O CFOP 6.102 identifica a venda interestadual de mercadoria adquirida ou recebida de terceiros. Ele é utilizado quando a empresa vende para outro Estado uma mercadoria que comprou ou recebeu de terceiros e que não foi industrializada no próprio estabelecimento.
Na NF-e, o código aparece no item do produto como 6102. A operação deve estar coerente com UF de origem, UF de destino, NCM, CST ou CSOSN, ICMS, IPI, PIS/COFINS, XML e escrituração no SPED Fiscal.
O CFOP 6.102 — Venda de mercadoria adquirida ou recebida de terceiros é um código de saída interestadual usado para registrar venda de mercadoria comprada ou recebida de terceiros para comercialização ou industrialização, desde que essa mercadoria não tenha sido objeto de processo industrial no estabelecimento emitente.
Em termos práticos, é o CFOP típico de revenda interestadual. Ele aparece com frequência em operações de comércio atacadista, varejista, distribuidores, revendedores e empresas que compram mercadorias prontas para revender a clientes de outros Estados.
CFOP 6.102 — Venda de mercadoria adquirida ou recebida de terceiros.
Classificam-se neste código as vendas de mercadorias adquiridas ou recebidas de terceiros para industrialização ou comercialização, que não tenham sido objeto de qualquer processo industrial no estabelecimento.

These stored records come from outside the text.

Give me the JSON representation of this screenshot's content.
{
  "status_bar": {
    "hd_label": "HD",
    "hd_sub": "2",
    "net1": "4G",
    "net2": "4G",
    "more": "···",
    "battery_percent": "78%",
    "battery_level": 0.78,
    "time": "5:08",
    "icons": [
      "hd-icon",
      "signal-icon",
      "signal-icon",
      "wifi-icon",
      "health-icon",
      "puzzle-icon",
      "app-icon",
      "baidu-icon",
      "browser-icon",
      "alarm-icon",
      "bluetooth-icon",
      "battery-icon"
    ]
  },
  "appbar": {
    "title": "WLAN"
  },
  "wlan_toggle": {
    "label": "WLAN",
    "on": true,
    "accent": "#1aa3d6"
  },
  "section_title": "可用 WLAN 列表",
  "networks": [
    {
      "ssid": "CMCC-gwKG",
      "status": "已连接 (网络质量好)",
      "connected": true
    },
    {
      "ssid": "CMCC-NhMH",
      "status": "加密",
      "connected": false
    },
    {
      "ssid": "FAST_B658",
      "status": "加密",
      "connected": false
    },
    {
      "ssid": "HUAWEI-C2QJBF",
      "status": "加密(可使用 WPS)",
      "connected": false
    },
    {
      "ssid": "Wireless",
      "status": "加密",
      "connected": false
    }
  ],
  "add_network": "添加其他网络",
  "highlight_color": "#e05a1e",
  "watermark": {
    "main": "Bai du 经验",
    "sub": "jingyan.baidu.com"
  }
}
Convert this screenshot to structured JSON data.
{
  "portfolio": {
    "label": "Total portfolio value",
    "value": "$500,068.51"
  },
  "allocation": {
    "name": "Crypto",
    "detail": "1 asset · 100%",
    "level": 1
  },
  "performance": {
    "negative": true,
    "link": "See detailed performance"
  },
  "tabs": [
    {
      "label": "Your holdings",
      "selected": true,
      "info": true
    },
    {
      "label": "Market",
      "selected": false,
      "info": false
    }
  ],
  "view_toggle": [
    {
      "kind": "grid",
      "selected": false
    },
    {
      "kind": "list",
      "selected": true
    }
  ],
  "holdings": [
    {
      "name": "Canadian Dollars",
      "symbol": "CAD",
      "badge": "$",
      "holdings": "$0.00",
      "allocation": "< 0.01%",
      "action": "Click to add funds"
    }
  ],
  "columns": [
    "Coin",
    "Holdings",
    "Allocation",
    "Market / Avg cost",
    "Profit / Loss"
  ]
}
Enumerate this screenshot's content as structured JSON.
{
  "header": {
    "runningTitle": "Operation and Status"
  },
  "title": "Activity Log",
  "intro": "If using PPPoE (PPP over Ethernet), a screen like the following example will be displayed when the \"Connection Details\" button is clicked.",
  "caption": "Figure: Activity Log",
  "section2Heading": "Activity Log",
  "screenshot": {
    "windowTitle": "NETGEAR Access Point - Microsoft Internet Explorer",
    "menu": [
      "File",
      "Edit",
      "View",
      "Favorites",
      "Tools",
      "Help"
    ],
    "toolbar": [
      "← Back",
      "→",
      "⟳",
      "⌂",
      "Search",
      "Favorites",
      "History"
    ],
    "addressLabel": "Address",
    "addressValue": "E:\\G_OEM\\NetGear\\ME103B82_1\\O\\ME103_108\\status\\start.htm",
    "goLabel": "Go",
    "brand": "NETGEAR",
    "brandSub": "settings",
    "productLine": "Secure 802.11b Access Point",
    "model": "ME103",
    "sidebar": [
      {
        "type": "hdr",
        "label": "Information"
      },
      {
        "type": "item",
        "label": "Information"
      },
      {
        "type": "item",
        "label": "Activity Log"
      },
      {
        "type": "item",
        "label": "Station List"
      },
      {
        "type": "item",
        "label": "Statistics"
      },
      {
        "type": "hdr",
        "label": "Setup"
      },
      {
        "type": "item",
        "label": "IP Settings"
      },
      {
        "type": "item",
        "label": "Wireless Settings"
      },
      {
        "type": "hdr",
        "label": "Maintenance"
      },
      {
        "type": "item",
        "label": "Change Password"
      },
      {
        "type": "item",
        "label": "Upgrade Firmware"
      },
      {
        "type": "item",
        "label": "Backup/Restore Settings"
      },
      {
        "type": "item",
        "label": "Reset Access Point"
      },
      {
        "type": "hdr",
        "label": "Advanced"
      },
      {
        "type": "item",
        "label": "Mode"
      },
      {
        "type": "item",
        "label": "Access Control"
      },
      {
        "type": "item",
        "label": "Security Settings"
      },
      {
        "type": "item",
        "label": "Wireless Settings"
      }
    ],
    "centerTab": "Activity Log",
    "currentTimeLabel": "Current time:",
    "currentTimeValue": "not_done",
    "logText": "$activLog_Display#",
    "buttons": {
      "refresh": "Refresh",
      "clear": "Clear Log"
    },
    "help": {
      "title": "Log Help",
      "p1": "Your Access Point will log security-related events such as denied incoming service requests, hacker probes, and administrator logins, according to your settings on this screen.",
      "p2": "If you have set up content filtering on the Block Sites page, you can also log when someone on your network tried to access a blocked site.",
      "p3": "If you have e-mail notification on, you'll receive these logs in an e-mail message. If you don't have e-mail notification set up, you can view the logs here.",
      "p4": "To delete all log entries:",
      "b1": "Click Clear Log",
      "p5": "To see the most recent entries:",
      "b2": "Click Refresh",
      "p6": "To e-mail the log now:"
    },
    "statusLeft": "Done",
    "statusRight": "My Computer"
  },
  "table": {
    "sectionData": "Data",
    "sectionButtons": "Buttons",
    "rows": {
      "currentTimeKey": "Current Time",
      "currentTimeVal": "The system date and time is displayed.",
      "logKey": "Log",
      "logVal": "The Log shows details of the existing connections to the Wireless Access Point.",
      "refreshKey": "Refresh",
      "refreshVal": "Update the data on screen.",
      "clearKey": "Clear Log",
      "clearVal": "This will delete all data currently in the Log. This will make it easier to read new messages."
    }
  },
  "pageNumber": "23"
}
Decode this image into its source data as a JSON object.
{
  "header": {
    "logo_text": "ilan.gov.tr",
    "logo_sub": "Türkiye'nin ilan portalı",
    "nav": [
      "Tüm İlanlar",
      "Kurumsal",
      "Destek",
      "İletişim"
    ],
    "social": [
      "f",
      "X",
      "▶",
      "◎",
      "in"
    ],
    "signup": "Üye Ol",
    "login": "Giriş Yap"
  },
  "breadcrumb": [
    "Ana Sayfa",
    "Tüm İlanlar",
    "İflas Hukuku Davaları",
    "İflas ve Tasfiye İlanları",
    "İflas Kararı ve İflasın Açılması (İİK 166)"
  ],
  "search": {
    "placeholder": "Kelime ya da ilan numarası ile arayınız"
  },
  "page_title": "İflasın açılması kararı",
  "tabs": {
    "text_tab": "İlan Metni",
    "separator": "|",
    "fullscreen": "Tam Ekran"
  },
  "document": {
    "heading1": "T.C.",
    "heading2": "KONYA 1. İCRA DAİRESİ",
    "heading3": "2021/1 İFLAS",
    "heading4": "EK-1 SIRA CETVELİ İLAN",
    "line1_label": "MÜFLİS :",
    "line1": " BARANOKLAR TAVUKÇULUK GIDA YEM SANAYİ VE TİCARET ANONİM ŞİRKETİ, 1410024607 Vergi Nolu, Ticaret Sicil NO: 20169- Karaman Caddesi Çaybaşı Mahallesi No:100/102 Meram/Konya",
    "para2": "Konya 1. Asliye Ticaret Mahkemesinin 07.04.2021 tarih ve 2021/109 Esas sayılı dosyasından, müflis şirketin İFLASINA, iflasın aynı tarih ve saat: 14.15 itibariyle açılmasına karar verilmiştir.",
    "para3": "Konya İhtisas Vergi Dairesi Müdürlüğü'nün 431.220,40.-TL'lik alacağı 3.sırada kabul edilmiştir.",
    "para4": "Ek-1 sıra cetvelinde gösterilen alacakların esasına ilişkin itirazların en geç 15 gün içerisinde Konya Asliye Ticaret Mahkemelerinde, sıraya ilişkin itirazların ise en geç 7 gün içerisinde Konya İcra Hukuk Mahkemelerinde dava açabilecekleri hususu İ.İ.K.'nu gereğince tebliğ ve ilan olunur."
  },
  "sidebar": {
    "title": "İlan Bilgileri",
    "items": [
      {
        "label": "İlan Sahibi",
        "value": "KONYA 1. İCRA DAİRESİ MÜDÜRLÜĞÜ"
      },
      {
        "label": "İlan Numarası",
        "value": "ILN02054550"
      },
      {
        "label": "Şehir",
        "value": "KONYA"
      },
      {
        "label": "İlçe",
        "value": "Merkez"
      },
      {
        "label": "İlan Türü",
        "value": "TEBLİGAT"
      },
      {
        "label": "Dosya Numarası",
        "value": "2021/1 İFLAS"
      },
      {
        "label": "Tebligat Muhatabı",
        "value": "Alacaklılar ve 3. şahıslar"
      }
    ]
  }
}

Deve-se observar, ainda, a redação vigente da tabela de CFOP e as hipóteses em que exista código mais específico para a operação.
Use o CFOP 6.102 quando a operação reunir, em conjunto, os seguintes elementos:
| Critério | Condição |
|---|---|
| Tipo de operação | Venda |
| Sentido da operação | Saída |
| Destino | Destinatário localizado em outra UF |
| Origem da mercadoria | Adquirida ou recebida de terceiros |
| Industrialização pelo vendedor | Não houve processo industrial no estabelecimento emitente |
| Documento fiscal | Normalmente NF-e modelo 55 |
| CFOP no XML | 6102 |
Exemplo: uma empresa localizada em São Paulo compra mercadorias prontas de fornecedor nacional e revende esses produtos para contribuinte do ICMS localizado em Minas Gerais. Como a operação é uma venda para outro Estado e a mercadoria foi adquirida de terceiros, o CFOP a ser analisado é o 6.102, desde que não exista código mais específico.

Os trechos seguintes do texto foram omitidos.